Kidal : entre négociations et symboles de souveraineté
Le nord du Mali, longtemps en proie à l’insécurité, reste un terrain complexe où la présence étrangère peine à s’imposer. La conclusion d’un tel accord entre supplétifs russes et factions armées montre que la stratégie « tout-militaire » échoue à apporter une solution durable. Pour les autorités maliennes, qui avaient fait de Kidal un symbole de leur autorité, cette situation est un cuisant échec.
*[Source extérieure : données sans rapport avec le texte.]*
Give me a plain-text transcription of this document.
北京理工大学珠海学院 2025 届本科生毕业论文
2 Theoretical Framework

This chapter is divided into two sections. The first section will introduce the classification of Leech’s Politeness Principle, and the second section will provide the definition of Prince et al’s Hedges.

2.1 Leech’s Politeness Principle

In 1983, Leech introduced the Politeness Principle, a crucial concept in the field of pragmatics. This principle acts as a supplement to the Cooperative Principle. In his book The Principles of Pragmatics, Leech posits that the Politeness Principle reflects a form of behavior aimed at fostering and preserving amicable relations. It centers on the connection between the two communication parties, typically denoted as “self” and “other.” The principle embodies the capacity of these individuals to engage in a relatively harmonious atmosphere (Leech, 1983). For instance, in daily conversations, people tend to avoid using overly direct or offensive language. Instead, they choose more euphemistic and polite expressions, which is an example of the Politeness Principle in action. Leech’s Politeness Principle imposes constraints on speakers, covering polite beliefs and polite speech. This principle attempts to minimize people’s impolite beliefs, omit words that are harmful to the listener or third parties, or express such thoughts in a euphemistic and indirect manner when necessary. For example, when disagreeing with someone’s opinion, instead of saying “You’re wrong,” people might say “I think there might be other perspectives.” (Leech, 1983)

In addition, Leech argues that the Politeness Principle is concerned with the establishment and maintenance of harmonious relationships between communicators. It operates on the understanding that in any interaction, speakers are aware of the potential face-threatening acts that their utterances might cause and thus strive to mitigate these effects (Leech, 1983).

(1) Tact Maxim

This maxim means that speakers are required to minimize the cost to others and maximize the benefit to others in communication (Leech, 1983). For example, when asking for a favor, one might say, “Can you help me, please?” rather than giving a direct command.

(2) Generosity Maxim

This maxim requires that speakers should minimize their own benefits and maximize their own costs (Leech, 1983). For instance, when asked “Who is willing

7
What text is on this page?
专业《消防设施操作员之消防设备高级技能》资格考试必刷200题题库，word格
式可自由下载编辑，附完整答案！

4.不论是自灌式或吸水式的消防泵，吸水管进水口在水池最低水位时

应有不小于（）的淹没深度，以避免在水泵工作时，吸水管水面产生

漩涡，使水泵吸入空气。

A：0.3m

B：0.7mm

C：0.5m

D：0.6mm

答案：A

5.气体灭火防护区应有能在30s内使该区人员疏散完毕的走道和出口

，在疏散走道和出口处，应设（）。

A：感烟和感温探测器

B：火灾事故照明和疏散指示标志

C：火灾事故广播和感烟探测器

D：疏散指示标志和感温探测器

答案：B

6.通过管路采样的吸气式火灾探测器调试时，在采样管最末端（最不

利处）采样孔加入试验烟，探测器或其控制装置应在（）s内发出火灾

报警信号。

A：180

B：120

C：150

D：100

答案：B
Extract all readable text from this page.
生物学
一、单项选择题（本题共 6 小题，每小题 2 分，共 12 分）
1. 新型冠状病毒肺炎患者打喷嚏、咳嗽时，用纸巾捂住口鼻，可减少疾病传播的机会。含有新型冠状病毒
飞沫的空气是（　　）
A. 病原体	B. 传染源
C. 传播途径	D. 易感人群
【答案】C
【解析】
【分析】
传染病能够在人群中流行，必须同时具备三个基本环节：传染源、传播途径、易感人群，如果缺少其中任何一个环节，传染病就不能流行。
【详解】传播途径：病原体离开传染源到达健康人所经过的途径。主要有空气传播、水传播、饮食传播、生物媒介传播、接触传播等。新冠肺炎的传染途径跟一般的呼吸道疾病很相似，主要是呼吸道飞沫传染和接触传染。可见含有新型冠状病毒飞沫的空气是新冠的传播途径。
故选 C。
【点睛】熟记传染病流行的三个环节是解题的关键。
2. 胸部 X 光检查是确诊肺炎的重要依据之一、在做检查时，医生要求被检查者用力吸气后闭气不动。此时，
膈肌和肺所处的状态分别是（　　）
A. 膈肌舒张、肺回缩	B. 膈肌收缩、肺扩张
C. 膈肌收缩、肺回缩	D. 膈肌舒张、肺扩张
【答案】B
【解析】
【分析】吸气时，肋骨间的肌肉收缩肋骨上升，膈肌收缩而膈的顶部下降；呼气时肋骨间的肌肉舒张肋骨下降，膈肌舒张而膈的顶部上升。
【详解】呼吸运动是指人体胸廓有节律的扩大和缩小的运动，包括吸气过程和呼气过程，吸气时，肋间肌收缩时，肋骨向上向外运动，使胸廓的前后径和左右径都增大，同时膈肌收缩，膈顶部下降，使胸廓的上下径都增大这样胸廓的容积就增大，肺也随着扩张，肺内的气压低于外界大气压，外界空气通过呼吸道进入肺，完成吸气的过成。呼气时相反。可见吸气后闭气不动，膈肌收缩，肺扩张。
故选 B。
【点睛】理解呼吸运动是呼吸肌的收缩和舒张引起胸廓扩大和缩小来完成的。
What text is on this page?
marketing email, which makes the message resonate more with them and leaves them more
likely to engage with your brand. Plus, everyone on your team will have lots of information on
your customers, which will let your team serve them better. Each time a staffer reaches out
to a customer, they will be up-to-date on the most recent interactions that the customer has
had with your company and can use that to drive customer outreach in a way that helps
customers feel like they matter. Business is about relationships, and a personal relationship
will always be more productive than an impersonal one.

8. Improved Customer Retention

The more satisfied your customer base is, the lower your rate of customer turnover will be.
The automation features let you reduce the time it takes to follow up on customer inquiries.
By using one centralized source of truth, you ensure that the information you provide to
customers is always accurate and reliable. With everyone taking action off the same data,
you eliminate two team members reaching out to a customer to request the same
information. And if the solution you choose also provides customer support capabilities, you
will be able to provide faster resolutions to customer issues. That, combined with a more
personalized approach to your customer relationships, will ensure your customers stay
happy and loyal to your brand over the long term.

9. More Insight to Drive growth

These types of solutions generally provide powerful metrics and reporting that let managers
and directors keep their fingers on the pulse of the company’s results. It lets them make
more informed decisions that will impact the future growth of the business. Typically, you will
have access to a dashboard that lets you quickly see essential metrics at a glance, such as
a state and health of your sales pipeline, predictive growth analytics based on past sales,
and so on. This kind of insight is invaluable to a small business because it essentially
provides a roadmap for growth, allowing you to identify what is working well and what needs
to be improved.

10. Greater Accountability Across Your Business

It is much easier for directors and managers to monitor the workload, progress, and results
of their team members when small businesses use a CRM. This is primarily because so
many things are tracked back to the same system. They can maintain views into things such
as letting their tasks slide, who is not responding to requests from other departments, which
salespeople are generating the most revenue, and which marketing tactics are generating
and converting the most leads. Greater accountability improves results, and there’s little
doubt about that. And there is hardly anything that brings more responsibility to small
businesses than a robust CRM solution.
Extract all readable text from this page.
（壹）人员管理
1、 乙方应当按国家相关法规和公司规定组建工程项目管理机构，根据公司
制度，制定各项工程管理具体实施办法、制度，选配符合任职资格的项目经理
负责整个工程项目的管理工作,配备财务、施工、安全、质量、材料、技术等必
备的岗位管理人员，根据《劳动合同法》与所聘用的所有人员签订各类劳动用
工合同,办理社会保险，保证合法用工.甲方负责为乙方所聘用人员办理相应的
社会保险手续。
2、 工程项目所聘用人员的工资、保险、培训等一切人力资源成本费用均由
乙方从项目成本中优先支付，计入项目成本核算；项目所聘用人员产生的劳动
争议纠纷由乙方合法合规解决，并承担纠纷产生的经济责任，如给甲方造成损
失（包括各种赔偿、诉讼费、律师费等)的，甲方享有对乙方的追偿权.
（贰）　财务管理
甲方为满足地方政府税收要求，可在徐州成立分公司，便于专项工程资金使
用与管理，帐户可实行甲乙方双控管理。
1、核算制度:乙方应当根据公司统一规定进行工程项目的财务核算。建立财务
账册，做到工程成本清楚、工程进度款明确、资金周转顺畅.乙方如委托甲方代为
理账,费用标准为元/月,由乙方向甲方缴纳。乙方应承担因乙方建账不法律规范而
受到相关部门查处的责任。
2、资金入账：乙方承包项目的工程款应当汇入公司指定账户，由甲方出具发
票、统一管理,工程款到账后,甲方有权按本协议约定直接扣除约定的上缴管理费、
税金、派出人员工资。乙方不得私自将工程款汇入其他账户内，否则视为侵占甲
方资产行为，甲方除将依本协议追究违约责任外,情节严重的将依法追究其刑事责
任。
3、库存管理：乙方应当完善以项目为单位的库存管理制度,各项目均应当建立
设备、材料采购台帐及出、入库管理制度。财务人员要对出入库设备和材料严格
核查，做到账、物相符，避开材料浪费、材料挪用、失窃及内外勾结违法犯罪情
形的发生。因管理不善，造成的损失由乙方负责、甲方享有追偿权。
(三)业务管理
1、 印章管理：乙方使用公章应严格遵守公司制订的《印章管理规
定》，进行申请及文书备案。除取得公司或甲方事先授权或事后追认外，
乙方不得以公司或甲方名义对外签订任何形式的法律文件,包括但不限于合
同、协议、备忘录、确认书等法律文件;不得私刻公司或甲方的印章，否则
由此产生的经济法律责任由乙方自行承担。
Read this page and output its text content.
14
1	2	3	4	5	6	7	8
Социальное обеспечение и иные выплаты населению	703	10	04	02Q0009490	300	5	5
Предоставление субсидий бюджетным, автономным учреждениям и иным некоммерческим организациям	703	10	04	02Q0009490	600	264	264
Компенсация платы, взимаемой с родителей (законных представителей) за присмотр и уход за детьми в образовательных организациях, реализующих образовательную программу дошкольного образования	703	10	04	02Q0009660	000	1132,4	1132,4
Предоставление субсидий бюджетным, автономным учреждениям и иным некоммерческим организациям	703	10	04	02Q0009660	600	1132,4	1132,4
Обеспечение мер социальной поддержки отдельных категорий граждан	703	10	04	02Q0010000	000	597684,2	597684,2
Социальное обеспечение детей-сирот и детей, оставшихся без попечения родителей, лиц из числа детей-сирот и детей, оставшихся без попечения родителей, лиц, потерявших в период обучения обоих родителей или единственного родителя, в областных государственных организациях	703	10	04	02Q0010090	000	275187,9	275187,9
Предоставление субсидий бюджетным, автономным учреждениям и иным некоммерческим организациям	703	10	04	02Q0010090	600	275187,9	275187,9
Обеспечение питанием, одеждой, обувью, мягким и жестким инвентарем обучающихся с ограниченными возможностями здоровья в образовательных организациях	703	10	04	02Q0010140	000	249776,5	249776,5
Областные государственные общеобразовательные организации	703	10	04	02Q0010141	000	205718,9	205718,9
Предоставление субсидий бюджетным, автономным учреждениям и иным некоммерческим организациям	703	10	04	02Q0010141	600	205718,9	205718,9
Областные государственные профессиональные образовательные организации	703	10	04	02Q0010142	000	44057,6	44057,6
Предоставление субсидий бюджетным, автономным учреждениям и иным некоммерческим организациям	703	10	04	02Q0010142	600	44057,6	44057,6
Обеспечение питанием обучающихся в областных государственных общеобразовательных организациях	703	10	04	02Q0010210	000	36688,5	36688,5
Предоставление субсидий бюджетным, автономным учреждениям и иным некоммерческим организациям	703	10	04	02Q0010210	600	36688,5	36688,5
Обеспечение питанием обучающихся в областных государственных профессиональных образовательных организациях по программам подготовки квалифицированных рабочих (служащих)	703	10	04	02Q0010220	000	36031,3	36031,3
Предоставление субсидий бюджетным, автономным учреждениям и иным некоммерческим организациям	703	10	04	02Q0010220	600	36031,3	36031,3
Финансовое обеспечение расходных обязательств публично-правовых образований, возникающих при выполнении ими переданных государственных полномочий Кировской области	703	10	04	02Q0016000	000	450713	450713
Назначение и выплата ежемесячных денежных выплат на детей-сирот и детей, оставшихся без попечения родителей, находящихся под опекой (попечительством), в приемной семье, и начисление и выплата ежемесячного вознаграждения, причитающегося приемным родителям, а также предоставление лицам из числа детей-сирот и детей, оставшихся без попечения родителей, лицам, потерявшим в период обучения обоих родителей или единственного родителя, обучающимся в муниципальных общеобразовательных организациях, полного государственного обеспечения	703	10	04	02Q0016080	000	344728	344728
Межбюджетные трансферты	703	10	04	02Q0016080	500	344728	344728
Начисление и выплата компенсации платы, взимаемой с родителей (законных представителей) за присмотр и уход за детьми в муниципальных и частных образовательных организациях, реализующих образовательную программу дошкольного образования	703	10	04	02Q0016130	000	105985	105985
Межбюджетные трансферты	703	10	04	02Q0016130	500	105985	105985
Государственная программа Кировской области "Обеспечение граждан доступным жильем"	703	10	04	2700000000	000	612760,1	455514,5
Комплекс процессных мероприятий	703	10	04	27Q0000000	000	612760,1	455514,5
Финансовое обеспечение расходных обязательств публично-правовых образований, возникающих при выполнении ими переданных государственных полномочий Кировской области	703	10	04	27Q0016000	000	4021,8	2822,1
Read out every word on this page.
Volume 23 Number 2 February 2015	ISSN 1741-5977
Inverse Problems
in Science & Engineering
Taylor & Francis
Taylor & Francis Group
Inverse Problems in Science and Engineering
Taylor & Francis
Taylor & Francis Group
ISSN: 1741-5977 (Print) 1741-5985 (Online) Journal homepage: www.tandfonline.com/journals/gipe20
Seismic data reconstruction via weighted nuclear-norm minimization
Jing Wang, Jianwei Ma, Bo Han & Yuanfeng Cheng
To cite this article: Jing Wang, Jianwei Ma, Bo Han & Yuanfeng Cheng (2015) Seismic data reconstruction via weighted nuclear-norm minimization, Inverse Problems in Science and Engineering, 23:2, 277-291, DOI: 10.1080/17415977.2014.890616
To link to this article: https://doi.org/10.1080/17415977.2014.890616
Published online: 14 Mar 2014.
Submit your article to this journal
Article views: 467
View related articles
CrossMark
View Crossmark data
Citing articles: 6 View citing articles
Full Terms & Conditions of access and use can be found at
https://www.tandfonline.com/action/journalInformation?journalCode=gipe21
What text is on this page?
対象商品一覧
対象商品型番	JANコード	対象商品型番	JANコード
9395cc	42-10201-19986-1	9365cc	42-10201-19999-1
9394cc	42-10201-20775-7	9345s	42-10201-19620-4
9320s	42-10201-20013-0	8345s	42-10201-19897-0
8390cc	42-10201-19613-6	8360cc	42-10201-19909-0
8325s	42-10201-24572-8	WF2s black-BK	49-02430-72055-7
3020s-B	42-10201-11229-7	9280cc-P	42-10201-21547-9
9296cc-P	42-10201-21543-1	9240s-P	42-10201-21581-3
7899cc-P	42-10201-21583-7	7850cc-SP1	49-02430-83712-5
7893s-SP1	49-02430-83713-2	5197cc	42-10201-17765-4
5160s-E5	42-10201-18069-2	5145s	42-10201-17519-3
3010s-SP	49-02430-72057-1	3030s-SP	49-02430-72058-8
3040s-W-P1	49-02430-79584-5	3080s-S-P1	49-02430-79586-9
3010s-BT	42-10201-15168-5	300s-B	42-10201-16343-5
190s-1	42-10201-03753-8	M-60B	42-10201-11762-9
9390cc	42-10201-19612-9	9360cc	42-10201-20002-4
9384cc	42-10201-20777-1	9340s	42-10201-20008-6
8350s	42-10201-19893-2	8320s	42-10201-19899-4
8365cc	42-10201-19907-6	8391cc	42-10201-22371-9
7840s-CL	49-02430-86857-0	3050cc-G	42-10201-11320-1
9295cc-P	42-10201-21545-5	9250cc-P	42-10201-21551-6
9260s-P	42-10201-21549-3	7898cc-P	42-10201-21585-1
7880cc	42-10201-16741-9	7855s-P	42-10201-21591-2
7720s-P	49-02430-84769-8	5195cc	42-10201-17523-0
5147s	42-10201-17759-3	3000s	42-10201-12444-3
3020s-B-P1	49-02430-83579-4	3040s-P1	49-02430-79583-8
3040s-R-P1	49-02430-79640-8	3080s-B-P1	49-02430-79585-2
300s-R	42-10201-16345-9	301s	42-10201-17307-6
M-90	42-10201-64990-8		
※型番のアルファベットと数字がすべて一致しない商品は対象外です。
Kati : l’insécurité gagne du terrain jusqu’aux portes de Bamako
La reprise des combats à Kati, ville stratégique située à proximité de la capitale, confirme que l’instabilité ne se limite plus aux zones frontalières. Cette localité, souvent considérée comme le berceau du pouvoir, est désormais le théâtre d’affrontements, remettant en cause la promesse d’une sécurité renforcée. Malgré l’appui logistique des mercenaires russes, l’armée malienne montre ses limites face à la montée des violences.
Le modèle sécuritaire russe sous le feu des critiques
Intégré à l’Africa Corps, le groupe Wagner était présenté comme une solution miracle contre le terrorisme. Pourtant, après plusieurs années de coopération, les résultats sont décevants. L’insécurité s’étend et gagne en intensité, prouvant que la force brute ne suffit pas à résoudre un conflit asymétrique. Ce modèle, basé sur une dépendance militaire exclusive, a montré ses limites, notamment en négligeant les solutions politiques et sociales.
Pourquoi la sécurité ne peut se résumer à une stratégie militaire ?
L’échec des opérations à Kidal et la vulnérabilité de Kati soulignent une réalité incontournable : une réponse purement militaire, surtout lorsqu’elle repose sur des acteurs étrangers, ne peut apporter une paix durable. Le Mali doit impérativement repenser sa stratégie en combinant sécurité, gouvernance inclusive et cohésion nationale pour briser le cycle de violence qui l’affaiblit.